Proposed New Law to Abolish Per-Country Quotas Passes House, But Stalls in Senate

Capitol Hill.jpgThe Fairness for High-Skilled Immigrants Act, H.R. 3012, passed the U.S. House of Representatives this week with almost unanimous approval with a 389 to 15 vote. The legislation would remove the per-country quotas on immigration work visas. The current quota system places a limit on the number of visas available to each country. For example, Iceland has a population of 320,000 and is allotted the same number of visas as China, which has a population of 1.3 billion people.

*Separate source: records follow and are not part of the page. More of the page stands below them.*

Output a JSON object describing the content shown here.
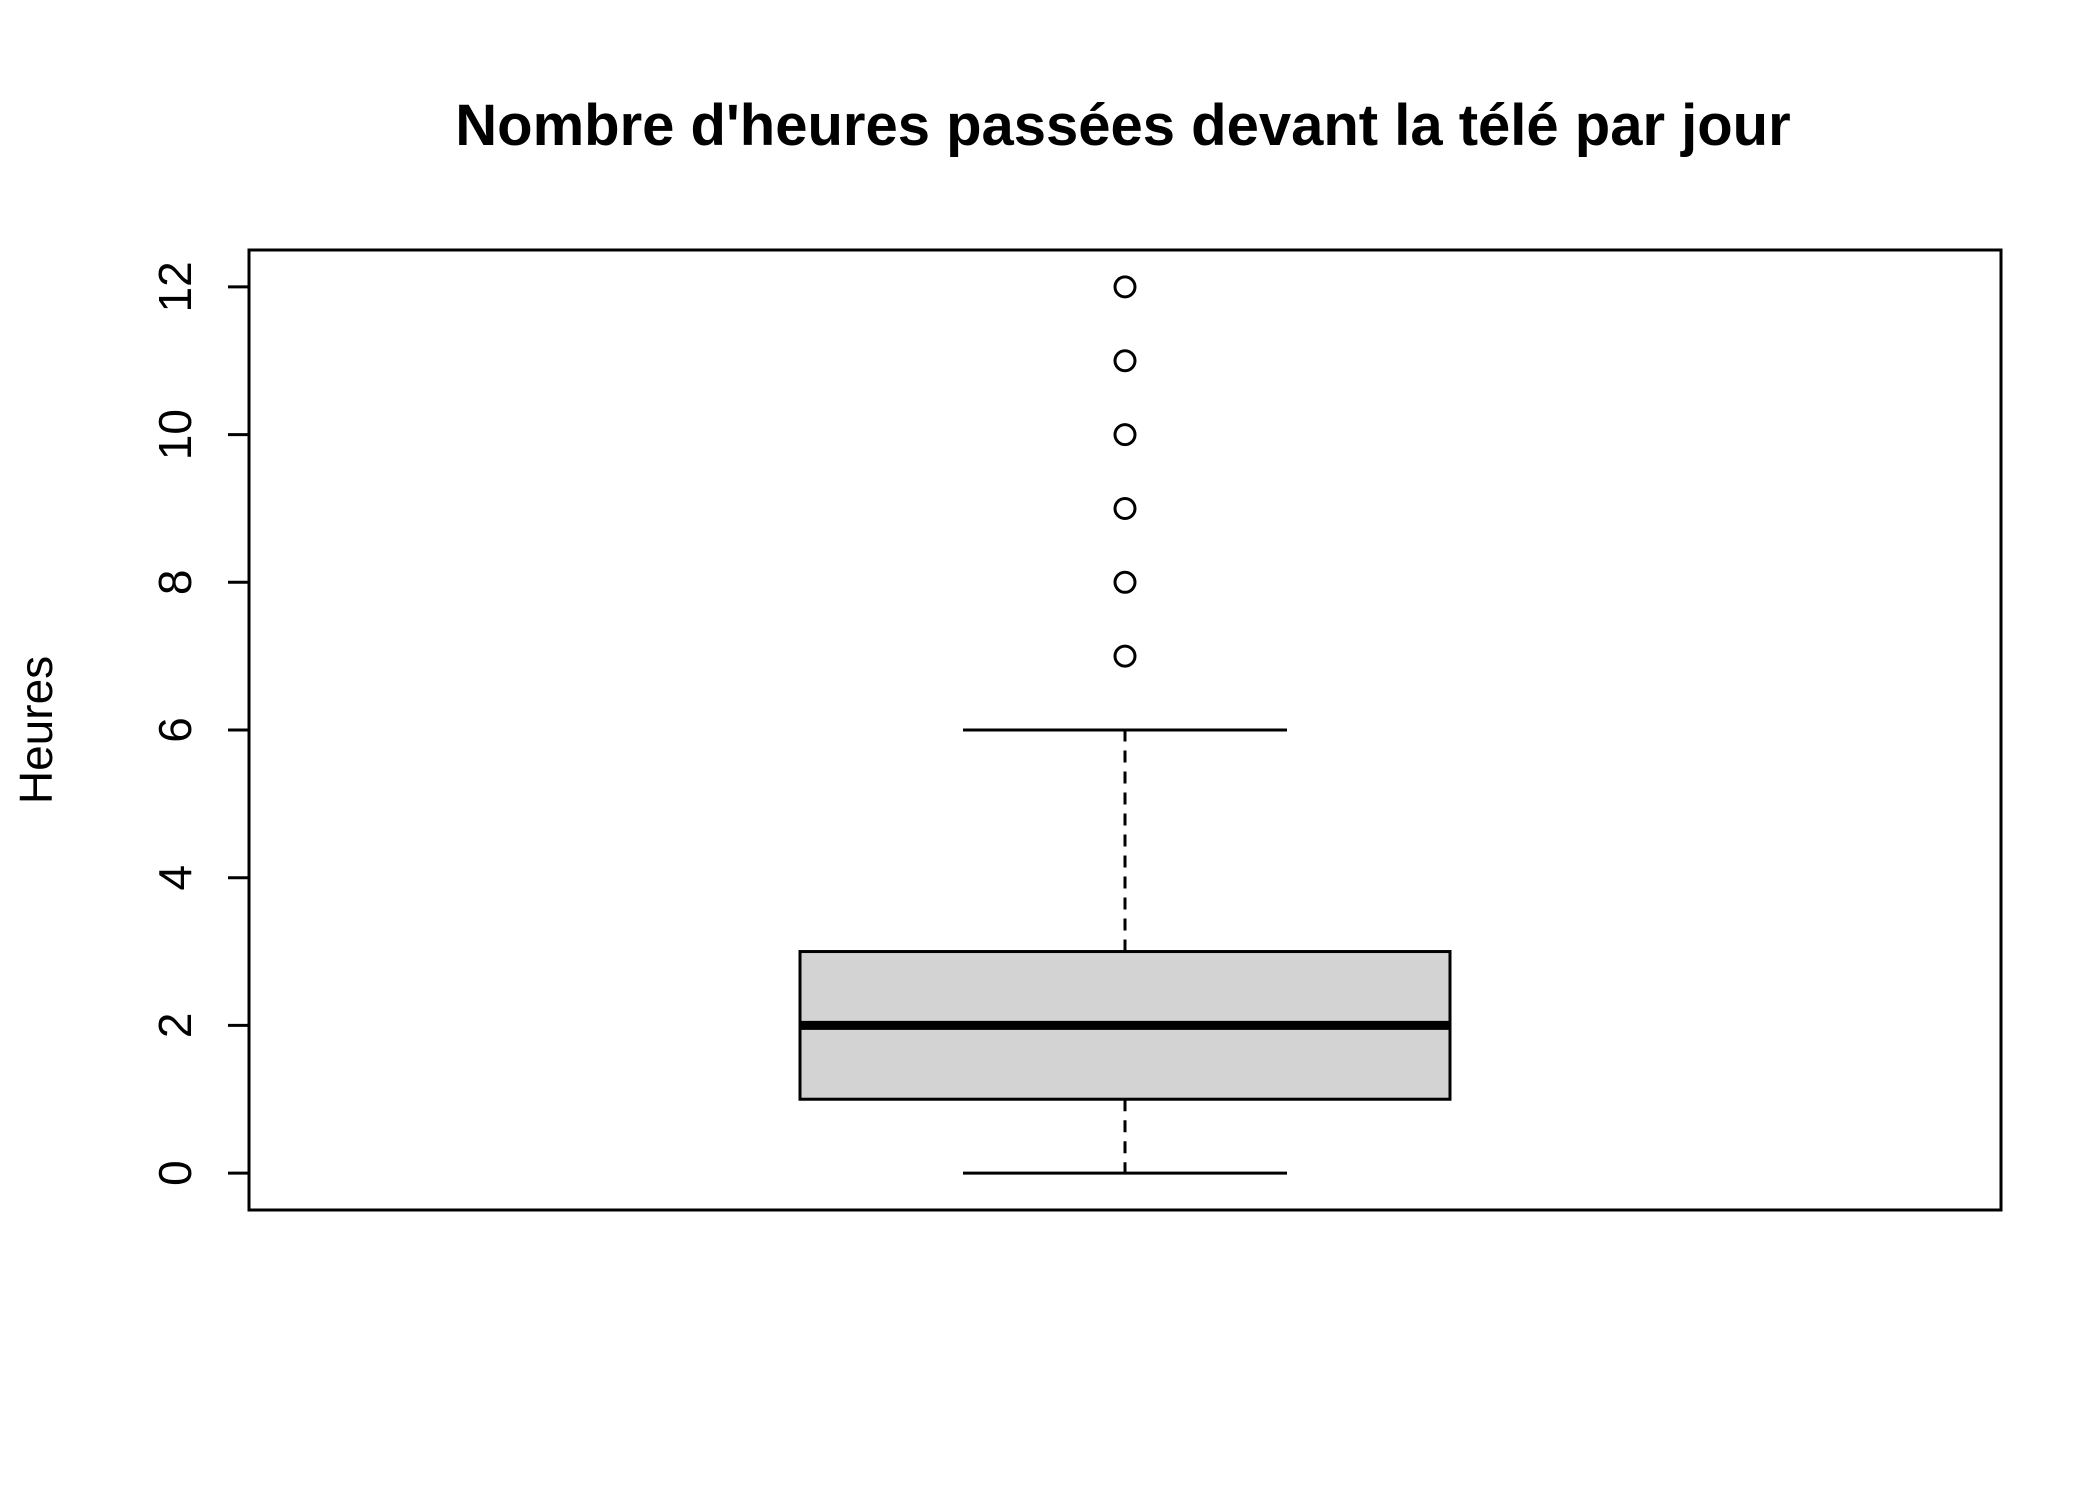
{
  "chart_data": {
    "type": "boxplot",
    "title": "Nombre d'heures passées devant la télé par jour",
    "xlabel": "",
    "ylabel": "Heures",
    "ylim": [
      -0.5,
      12.5
    ],
    "yticks": [
      0,
      2,
      4,
      6,
      8,
      10,
      12
    ],
    "grid": false,
    "box": {
      "whisker_low": 0,
      "q1": 1,
      "median": 2,
      "q3": 3,
      "whisker_high": 6
    },
    "outliers": [
      7,
      8,
      9,
      10,
      11,
      12
    ],
    "colors": {
      "box_fill": "#d3d3d3",
      "stroke": "#000000",
      "background": "#ffffff"
    }
  }
}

The result is that foreign nationals of some countries can obtain U.S. permanent residency fairly quickly, yet foreign nationals from China and India face huge backlogs and must wait several years.

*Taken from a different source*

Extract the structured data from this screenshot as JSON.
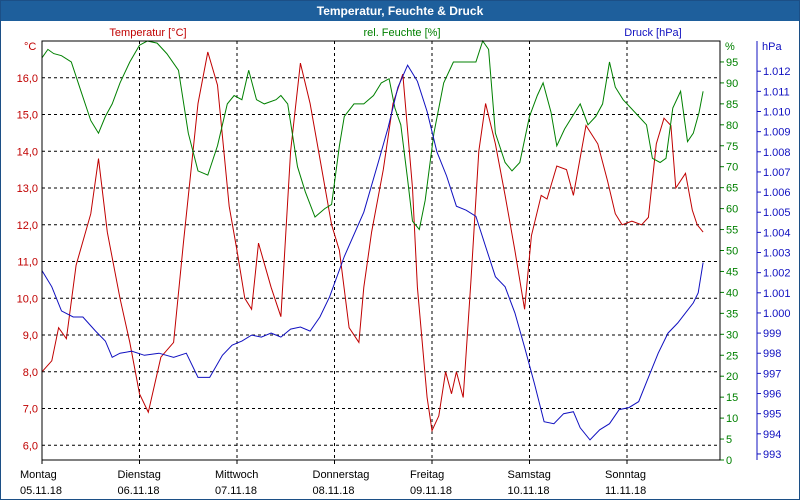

After the bill sailed through the House, it was stopped in the Senate by Republican Senator Chuck Grassley from Iowa. Grassley put a hold on the bill, blocking the legislation from being debated on the floor. Grassley said he would lift his hold on H.R. 3012 if Senator Chuck Schumer will stop pursuing the Irish-visa proposal. Chuck Schumer, Democrat Senator from New York and chairman of the Immigration Subcommittee of the Senate Judiciary Committee, wants to add another special visa category to the H.R. 3012 bill that would provide an immigration benefit for Irish Nationals.

Schumer says that he is not the only one holding up the bill. Republican Senator Scott Brown of Massachusetts also wants to tack on the Irish-visa proposal to H.R. 3012, but won’t say whether or not he will block H.R. 3012.

Several versions have of The Fairness for High-Skilled Immigrants Act H.R. 3012 have been introduced in recent months, but each has failed to pass. And with this latest version, those Senators who are blocking H.R. 3012 from the Senate floor say they actually do support it, but it seems they would rather hold the bill hostage until their own proposals get tacked on first.